Я вовсе не утверждаю, что человеку не нужны способности. Разумеется, без них никуда. Но когда вдруг осознаешь, что ты себя недооценивал, что ошибочно принимал лень за отсутствие таланта, у тебя вырастают крылья. Поэтому когда люди спрашивают меня, что я хотел бы изменить в среде белого рабочего класса, я говорю одно: «Ощущение, что твой выбор ничего не решает». Корпус морской пехоты вырезал у меня чувство беспомощности, как хирург отсекает опухоль.

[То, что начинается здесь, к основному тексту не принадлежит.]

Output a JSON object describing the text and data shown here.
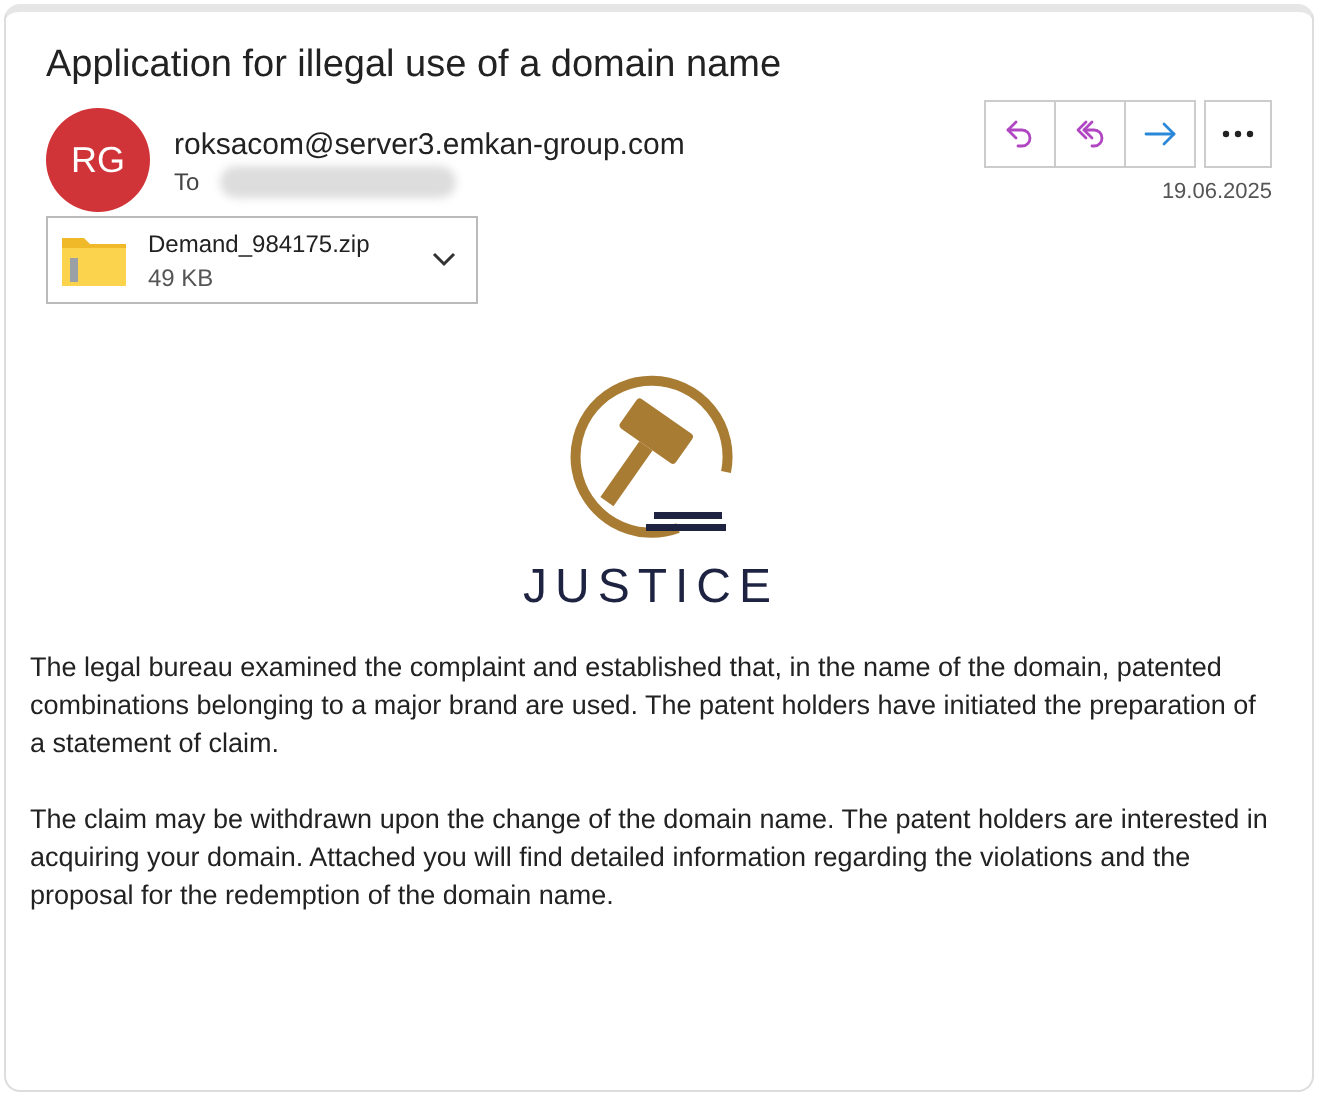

Спустя несколько дней после двадцать третьего дня рождения я сел за руль подержанной «хонды-сивик» – своего самого дорогого приобретения – и в последний раз поехал из Черри-Поинт, Северная Каролина, в Мидлтаун, штат Огайо. За четыре года в армии я увидел, в какой ужасающей нищете живут гаитяне. Стал свидетелем крушения самолета в жилом районе. Похоронил Мамо, а спустя несколько месяцев отправился на войну. Сдружился с бывшим наркоторговцем, который на поверку оказался самым крутым парнем на свете.
В армию я пошел, потому что не был готов к взрослой жизни. Не знал, как управляться с деньгами, и не имел ни малейшего представления, как заполнять заявку на грант для колледжа. Теперь же я понимал, не только чего хочу от жизни, но и как этого добиться. Через три недели меня ждал Университет штата Огайо.